Member of the New Mexico House of Representatives from the 1st district
- In office January 2003 – January 2015
- Preceded by: Nick Tinnin
- Succeeded by: Rod Montoya

Member of the New Mexico House of Representatives from the 2nd district
- In office January 1999 – January 2003
- Succeeded by: Nick Tinnin

Personal details
- Born: Thomas Charles Taylor May 2, 1948 (age 78) Farmington, New Mexico, U.S.
- Party: Republican
- Spouse: Bev
- Children: Four
- Alma mater: Brigham Young University, University of New Mexico
- Occupation: Businessman, politician

= Thomas C. Taylor =

American politician (born 1948)

Thomas Charles "Tom" Taylor (born May 2, 1948, in Farmington, New Mexico) is the minority floor leader in the New Mexico House of Representatives, 2006–2010. He represented the New Mexico State House 1st district centered on Farmington in San Juan County, from January 1999 through 2014.

Taylor is a graduate of Brigham Young University and the University of New Mexico. He is the former owner and operator of Farmington Lumber and Hardware, and was a former mayor of Farmington. He and his wife Bev are the parents of four children. Taylor is a Latter-day Saint.

==Political views==
Representative Taylor sticks close to a number of Republican ideologies. He is opposed to abortion and planned parenthood programs, receiving a rating of 0% from the Planned Parenthood of New Mexico Positions on Reproductive Rights (an interest group). In addition, Taylor has taken a pro-business position during his time as Representative, as evidenced by his high approval rating from the New Mexico National Federation of Independent Business, another interest group.
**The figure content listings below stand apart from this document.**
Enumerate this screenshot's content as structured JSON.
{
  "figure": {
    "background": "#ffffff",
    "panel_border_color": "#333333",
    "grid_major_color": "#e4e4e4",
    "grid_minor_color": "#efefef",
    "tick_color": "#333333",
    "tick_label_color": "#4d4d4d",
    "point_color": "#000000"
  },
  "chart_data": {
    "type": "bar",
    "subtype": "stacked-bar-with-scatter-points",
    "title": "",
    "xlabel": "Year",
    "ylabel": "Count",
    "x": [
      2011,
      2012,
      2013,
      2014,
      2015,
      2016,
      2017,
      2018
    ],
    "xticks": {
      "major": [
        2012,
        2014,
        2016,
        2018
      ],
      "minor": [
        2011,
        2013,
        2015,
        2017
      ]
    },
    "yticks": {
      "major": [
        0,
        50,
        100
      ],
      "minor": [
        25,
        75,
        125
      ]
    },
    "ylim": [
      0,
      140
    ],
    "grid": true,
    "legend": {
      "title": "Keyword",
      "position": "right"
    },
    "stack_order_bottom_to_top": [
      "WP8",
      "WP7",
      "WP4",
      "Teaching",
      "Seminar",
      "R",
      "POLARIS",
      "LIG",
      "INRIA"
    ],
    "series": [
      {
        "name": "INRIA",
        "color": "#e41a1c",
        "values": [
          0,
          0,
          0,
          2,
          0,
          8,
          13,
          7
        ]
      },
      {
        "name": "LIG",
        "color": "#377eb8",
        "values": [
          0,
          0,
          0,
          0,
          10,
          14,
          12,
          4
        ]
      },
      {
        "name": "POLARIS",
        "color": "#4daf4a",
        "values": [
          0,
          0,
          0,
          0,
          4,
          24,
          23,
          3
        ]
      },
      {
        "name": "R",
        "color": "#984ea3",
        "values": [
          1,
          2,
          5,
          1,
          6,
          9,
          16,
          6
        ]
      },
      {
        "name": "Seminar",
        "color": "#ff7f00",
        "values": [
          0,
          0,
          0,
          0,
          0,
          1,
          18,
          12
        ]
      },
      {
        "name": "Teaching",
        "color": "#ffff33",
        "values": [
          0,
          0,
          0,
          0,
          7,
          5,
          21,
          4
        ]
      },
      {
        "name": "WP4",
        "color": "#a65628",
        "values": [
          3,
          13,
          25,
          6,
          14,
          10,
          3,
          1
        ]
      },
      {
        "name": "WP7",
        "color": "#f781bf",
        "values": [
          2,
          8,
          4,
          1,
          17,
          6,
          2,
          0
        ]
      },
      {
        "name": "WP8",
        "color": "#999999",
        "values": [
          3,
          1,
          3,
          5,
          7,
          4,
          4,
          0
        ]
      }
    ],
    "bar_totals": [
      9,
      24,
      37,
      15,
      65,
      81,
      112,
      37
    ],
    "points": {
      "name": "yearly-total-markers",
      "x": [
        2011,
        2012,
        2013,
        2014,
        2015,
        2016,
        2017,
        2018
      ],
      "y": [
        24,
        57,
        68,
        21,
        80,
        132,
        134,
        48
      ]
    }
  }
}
Furthermore, he is opposed to gun control, which is shown by the favorable ratings he has received from the NRA.

On the issue of health care, Taylor takes a clear position. When it comes to government involvement in insurance exchanges, Taylor has stated the following: "I don't see why the government even has to play a role. " As such, he was opposed to the Health Insurance Exchange bill that set a goal for 2014 that would set up and create state health insurance exchanges.

Representative Taylor's most recent votes were associated with redistricting and retirement age. He opposed HB 39 State House Redistricting, however, the bill passed regardless. Taylor supported a bill which would raise the retirement age for certain public employees. As of March 15, 2011, the bill has been passed in the House.